A WOMAN accused of battering her mother-in-law to death with a rolling pin told police she did not know how she sustained more than 20 major injuries to her head.
In police interviews read to jurors at Winchester Crown Court, Rajvinder Kaur described the moment she allegedly found her 56-year-old mother-in-law Baljir Kaur Buttar, known as Bibi, in a pool of blood in the bathroom.
She said she knocked on the door with a young child in the house and both looked underneath it before getting a knife to twist open the lock.
The 35-year-old said: “We just couldn’t look. He (the child) started to cry and I also felt like crying and I started to wonder what had happened.
“There was a lot of blood and I just couldn’t look at that.”
When asked whether she helped, she told police she did not enter the room but moved a bloodstained mop back into the bucket she says must have fallen over, before calling her husband.
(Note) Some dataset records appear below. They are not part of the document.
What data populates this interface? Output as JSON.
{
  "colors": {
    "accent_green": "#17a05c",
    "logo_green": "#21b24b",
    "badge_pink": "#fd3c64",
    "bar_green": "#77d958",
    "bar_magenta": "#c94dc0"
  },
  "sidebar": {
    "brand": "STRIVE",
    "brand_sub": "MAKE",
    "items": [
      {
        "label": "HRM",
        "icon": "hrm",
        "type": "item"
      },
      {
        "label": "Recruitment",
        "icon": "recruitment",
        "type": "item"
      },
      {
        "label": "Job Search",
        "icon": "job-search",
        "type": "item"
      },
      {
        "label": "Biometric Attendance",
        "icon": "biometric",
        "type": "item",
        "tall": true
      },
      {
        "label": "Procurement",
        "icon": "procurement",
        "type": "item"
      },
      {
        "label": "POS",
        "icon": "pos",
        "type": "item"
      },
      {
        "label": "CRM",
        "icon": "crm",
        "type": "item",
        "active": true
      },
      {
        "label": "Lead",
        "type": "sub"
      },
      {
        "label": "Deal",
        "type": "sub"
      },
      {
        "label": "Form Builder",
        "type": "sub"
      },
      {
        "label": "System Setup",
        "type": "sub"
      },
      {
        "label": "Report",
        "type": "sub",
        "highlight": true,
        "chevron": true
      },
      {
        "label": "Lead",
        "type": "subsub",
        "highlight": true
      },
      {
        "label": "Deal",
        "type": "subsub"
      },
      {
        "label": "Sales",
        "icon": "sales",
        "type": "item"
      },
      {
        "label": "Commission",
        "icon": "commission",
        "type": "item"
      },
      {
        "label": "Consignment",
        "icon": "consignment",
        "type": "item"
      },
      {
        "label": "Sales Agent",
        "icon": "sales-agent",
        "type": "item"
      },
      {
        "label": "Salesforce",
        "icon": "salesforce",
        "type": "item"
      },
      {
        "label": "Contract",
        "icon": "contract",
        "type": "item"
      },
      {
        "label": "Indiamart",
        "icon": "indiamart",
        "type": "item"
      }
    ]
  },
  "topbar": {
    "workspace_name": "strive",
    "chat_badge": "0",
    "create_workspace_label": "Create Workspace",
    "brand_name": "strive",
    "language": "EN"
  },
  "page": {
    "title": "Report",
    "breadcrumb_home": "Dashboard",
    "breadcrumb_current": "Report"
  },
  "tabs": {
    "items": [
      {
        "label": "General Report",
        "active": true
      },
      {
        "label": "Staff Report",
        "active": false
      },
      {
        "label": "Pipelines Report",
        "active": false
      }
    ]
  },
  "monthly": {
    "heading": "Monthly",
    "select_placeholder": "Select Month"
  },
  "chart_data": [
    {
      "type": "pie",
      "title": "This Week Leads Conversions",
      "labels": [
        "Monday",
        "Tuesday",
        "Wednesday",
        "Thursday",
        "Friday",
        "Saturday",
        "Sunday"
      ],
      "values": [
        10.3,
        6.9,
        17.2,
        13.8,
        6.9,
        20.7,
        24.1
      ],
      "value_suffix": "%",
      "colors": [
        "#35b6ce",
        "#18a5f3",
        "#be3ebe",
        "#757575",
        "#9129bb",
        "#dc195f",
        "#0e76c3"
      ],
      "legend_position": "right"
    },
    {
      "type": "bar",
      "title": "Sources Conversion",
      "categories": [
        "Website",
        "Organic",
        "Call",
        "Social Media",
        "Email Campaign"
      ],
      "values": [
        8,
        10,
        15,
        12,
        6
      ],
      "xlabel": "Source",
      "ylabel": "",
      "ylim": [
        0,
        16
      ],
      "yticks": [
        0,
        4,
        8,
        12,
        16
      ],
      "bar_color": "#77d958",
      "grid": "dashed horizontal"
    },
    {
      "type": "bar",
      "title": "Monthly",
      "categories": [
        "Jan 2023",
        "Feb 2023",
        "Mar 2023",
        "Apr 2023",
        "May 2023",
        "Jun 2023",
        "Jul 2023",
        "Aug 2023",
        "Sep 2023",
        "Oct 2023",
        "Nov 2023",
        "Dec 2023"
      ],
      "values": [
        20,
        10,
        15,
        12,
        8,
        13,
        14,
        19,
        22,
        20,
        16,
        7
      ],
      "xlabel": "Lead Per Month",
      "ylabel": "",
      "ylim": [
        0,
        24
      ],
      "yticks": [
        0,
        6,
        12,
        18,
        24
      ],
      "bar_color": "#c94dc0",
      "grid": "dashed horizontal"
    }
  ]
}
She claimed in interview her mother-in- law may have slipped on baby oil in the bath and fallen or had a heart attack at the flat in Broadlands Road, Southampton, on February 25.
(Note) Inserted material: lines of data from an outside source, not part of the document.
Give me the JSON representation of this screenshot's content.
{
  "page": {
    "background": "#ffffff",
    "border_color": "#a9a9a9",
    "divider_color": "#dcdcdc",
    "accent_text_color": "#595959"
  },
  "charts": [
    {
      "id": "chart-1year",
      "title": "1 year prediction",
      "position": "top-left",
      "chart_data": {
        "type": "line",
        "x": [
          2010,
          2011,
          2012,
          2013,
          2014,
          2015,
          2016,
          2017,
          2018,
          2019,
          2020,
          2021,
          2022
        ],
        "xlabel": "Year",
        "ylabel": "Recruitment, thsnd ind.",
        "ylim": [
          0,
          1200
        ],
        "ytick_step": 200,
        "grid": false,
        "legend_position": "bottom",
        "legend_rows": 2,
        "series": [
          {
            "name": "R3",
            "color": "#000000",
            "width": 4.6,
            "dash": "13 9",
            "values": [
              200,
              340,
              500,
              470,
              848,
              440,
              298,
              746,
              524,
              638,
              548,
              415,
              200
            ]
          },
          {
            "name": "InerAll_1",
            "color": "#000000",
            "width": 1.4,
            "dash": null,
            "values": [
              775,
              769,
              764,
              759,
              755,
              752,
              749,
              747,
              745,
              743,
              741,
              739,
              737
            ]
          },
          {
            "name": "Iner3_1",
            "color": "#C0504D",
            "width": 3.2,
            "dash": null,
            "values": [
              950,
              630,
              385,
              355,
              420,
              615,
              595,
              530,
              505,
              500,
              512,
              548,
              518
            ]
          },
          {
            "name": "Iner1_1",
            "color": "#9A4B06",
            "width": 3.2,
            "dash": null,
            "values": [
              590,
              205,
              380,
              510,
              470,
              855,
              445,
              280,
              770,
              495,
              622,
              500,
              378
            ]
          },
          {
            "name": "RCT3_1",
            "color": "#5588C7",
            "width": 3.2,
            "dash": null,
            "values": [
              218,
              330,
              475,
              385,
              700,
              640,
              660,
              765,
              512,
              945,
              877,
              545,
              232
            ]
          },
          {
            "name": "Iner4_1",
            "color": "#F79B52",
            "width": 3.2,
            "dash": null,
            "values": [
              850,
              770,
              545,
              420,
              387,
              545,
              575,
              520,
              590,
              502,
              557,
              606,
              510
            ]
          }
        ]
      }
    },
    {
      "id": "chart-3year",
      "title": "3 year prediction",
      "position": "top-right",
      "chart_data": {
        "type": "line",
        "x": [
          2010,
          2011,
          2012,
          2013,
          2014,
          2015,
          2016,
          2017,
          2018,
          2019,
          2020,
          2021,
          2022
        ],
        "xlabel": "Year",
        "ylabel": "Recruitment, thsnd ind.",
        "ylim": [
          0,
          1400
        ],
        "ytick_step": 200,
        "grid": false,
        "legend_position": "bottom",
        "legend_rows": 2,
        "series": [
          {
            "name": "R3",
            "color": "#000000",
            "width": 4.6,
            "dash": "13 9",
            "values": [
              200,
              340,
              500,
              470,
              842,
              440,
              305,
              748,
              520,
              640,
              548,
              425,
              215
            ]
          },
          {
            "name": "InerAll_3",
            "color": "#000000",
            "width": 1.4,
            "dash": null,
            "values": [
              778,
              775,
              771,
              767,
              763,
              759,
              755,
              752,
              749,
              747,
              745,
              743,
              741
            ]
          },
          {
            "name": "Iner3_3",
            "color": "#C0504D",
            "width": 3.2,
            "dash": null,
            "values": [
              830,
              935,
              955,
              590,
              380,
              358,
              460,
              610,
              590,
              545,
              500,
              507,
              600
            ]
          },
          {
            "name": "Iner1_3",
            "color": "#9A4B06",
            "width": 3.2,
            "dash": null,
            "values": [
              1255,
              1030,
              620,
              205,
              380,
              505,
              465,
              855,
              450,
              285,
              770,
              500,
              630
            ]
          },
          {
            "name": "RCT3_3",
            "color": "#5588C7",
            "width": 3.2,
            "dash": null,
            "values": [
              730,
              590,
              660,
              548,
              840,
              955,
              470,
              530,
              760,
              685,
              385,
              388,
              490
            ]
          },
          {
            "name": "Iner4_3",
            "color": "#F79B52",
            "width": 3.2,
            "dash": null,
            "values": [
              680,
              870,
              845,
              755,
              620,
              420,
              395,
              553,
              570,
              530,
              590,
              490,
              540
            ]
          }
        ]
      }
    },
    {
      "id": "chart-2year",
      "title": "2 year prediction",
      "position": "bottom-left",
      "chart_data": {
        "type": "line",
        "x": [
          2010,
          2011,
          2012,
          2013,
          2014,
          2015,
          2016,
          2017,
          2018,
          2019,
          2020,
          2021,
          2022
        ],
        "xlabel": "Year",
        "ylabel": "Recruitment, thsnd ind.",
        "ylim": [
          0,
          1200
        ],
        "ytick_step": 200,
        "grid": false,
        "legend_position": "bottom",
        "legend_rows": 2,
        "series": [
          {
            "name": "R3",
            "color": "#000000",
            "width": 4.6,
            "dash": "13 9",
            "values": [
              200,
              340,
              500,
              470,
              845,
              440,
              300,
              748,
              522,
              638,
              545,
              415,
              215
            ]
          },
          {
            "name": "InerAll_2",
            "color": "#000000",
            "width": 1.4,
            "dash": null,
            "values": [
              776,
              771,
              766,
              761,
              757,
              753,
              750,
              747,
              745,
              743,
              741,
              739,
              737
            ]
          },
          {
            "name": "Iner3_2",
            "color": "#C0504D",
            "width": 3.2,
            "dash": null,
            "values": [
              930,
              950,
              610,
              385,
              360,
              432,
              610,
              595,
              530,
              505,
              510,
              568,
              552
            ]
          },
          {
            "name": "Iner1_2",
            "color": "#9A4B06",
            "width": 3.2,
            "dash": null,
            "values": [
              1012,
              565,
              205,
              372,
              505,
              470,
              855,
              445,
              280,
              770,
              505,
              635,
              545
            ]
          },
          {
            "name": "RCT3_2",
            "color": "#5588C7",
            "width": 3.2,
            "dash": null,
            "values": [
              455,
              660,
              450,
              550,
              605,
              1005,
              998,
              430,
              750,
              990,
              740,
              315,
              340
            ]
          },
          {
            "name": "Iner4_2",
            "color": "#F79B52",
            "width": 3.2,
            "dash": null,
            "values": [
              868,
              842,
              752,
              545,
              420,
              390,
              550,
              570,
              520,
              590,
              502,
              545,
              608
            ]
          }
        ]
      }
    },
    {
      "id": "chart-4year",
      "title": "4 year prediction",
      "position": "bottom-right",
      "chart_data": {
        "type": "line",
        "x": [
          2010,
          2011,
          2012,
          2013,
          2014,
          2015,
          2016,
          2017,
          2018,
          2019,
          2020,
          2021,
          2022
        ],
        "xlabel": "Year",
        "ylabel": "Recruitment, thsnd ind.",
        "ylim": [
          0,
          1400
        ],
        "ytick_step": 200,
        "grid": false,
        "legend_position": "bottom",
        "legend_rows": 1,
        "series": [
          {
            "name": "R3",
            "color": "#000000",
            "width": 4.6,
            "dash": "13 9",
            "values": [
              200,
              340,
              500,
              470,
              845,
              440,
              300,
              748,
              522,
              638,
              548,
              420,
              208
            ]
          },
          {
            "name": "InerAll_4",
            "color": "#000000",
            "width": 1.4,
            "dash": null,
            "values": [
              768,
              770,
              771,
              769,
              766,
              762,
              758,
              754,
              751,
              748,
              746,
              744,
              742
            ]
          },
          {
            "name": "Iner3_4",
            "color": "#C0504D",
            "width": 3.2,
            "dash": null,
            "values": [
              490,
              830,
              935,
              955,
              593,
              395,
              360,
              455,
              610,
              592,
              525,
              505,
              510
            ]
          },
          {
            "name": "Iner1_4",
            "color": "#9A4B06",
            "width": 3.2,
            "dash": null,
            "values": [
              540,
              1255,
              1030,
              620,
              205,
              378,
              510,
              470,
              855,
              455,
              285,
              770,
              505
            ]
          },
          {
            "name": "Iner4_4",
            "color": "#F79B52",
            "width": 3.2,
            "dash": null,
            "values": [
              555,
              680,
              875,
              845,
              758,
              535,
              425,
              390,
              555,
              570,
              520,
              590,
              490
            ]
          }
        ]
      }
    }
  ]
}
When asked why she did not tell her husband Iqbal Singh to call an ambulance or rush home, she said she was concerned he would get worried and might have an accident if he rushed.
When asked about the rolling pin alleged to have been the murder weapon, which tested positive for Mrs Buttar’s blood, Kaur said a young child must have got it from a cupboard and thrown it on the floor.
Firstly she said she put it in the sink ready to wash it but later said maybe someone else did. She also said she believed it worked properly but later said the child could have damaged it when it was put to her that the steel in the rolling pin was bent.
Kaur admitted no intruder entered the flat that morning, neither did the couple have any visitors.
But when it was put to her she was the murderer who caused the injuries that were not consistent with a fall, she replied: “She is my Bibi, how could I hit her?”